Phardrous, orang Yunani, suatu hari memasuki taman dan kakinya terbentur batu. Ia menjadi murka. Dibalikkan badannya dan dipungutnya batu itu lalu berkata, "Ah, benda mati ini yang merintangi laju kakiku!" Ditolakkannya batu itu jauh-jauh sekuat tenaga.
Al-Mustafa yang menyaksikan peristiwa itu bergumam, "Mengapa engkau menyebutnya benda mati? Sudah berapa lamakah engkau di taman ini? Ketahuilah bahwa tidak ada satu benda matipun di taman ini. Di antara keagungan siang dan malam, semuanya berkilau. Engkau tak ada bedanya dengan batu itu. Hanyalah detak jantung yang membedakan kalian. Jantungmu lebih cepat berpacu sekalipun tidak tenang. Benarkah yang kukatakan kawanku?
Barangkali memang nadanya tidak sepadan. Namun akan kututurkan padamu bahwa bila engkau mengumandangkan jiwamu dan menguraikan ketinggian cakrawala, maka engkau cuma akan menangkap satu irama, dan di balik irama itulah bebatuan dan bebintangan saling bertembang penuh girang dalam keselarasan yang sangat sempurna.

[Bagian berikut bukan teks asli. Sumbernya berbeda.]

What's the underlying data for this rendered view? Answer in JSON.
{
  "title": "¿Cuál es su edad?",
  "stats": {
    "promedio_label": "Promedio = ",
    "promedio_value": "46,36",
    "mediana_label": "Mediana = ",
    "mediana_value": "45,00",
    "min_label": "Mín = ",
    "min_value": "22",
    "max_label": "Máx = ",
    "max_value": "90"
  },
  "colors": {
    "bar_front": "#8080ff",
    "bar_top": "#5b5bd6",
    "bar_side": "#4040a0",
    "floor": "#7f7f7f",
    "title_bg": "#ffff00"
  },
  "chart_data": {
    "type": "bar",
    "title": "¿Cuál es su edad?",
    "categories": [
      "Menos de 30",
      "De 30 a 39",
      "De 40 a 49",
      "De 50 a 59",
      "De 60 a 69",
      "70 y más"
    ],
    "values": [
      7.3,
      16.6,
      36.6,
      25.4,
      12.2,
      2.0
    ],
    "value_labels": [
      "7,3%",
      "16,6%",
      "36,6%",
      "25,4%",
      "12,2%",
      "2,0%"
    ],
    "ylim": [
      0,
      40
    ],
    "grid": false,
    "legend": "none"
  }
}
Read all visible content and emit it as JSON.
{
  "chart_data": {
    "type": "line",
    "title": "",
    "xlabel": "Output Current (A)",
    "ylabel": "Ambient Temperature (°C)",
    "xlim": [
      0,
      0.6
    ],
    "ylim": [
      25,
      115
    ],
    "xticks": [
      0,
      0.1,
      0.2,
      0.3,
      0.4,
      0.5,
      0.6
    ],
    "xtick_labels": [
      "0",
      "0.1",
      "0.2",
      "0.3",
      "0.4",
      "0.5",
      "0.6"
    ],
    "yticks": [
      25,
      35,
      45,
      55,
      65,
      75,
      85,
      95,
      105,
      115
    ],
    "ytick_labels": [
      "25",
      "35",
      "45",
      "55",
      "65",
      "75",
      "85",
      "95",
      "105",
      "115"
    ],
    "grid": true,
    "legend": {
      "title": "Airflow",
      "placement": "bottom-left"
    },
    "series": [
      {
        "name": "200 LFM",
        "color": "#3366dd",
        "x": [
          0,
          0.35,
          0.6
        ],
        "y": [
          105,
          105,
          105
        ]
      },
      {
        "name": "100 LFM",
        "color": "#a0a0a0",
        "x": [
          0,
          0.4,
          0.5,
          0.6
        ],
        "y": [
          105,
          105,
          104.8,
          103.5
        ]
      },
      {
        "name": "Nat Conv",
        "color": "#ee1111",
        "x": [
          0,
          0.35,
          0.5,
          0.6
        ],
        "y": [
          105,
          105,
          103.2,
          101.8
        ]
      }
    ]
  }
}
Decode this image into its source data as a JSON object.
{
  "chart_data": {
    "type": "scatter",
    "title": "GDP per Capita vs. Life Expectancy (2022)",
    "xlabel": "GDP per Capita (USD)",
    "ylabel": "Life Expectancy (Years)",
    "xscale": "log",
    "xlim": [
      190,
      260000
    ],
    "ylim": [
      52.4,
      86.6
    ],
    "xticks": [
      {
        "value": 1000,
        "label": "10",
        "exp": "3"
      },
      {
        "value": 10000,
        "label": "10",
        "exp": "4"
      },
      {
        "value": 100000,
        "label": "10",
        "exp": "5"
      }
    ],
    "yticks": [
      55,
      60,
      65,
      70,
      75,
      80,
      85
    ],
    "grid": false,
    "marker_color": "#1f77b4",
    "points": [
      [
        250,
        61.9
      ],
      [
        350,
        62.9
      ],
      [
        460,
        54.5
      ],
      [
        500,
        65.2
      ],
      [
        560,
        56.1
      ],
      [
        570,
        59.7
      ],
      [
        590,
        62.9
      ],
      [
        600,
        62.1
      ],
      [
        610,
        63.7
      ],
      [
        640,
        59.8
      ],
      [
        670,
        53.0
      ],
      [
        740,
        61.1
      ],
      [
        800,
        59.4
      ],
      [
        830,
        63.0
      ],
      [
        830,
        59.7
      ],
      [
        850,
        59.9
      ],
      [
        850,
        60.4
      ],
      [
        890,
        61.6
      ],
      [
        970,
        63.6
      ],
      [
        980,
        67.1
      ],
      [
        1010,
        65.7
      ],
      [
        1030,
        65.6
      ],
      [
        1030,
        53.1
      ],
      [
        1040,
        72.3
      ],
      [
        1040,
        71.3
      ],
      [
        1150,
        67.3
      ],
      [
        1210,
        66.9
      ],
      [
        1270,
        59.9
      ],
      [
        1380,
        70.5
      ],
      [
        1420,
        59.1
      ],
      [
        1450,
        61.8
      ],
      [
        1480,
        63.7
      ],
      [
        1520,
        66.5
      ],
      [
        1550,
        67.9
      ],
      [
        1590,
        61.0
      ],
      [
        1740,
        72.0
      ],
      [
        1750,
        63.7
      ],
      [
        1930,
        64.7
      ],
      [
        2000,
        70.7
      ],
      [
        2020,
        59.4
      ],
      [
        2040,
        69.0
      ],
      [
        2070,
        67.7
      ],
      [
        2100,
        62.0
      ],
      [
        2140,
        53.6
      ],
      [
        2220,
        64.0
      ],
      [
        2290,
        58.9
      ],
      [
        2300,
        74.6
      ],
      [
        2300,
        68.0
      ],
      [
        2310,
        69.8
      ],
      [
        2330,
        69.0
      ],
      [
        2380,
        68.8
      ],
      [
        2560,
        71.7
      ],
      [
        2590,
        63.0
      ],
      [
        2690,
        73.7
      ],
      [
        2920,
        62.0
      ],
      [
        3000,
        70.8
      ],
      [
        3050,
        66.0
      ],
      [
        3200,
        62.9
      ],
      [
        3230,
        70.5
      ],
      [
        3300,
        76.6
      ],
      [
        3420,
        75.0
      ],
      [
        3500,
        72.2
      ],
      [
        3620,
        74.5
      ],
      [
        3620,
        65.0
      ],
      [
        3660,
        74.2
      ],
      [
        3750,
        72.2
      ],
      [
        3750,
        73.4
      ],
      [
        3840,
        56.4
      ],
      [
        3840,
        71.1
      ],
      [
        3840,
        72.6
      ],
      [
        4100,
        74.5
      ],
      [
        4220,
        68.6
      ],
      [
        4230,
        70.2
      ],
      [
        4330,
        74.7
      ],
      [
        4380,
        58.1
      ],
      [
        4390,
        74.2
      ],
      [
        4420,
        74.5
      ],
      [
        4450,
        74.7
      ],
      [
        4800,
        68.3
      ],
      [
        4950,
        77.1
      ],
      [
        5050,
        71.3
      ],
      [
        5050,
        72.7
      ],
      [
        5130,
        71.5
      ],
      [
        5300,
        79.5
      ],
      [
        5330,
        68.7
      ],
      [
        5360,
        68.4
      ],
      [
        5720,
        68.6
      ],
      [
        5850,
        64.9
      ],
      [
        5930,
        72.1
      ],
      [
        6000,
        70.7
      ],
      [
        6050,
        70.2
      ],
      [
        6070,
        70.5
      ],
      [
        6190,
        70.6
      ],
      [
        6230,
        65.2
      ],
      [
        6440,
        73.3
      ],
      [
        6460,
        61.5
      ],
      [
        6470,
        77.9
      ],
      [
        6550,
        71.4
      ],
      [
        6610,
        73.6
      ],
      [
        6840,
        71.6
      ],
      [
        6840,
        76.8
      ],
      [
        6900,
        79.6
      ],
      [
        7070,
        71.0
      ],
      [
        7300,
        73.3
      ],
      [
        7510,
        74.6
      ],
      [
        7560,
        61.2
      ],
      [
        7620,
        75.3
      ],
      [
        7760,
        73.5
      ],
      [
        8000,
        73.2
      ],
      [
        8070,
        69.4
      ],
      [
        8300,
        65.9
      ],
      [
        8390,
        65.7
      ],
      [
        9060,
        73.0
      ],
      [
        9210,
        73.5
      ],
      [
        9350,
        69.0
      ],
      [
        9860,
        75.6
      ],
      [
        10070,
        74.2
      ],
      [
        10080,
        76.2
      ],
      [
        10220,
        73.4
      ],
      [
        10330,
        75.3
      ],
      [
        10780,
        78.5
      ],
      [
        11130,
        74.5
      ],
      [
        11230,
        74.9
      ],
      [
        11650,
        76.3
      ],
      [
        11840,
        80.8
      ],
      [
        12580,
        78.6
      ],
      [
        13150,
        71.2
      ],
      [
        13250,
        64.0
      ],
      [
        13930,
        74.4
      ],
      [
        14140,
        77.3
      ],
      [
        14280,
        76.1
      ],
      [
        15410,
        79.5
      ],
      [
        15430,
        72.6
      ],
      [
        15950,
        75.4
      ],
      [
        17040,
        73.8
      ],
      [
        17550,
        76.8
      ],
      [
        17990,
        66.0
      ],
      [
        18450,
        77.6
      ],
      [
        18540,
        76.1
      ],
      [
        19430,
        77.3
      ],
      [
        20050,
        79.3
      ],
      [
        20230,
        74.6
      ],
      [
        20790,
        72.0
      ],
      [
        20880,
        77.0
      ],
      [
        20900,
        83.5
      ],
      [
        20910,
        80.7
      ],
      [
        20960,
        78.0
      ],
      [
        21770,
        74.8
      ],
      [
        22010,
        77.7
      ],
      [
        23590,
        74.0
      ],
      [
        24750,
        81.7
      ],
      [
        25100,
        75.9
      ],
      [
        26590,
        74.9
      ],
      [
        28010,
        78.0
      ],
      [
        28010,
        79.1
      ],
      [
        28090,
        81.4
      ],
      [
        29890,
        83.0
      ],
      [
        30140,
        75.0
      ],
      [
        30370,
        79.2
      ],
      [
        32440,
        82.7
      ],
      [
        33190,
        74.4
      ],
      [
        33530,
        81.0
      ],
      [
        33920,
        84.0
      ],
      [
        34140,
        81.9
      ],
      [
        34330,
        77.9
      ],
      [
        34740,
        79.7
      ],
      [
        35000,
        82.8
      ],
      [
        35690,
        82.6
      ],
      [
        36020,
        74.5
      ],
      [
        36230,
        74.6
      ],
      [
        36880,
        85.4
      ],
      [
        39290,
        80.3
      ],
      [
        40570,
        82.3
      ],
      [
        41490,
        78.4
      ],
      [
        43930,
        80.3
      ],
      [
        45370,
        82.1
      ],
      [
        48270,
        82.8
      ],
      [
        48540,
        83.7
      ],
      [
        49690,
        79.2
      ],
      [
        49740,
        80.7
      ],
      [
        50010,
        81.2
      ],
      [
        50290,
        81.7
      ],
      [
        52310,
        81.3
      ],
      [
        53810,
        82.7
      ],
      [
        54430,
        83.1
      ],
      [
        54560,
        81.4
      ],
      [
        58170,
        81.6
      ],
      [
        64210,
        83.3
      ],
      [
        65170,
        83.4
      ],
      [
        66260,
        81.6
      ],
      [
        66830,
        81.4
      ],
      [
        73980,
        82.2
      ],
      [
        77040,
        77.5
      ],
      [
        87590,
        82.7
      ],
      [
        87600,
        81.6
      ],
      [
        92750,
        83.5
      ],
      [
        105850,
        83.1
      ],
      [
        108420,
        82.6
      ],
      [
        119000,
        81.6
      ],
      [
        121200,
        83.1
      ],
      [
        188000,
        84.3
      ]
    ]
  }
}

Jika pengertianmu tidak sanggup menjangkau pembicaraanku, maka tunggulah sampai fajar esok. Karena engkau telah menyumpahi batu itu akibat kebuataanmu sendiri sehingga kakimu menabraknya, maka akankah engkau pun melaknati bintang jika kepalamu tersandung padanya di langit? Saat engkau memunguti bebatuan dan bebutiran bintang layaknya kanak-kanak yang memetiki kembang-kembang di lelembahan, engkau akan segera menyadari betapa benda-benda ini juga hidup dan wanginya sangat mempesona.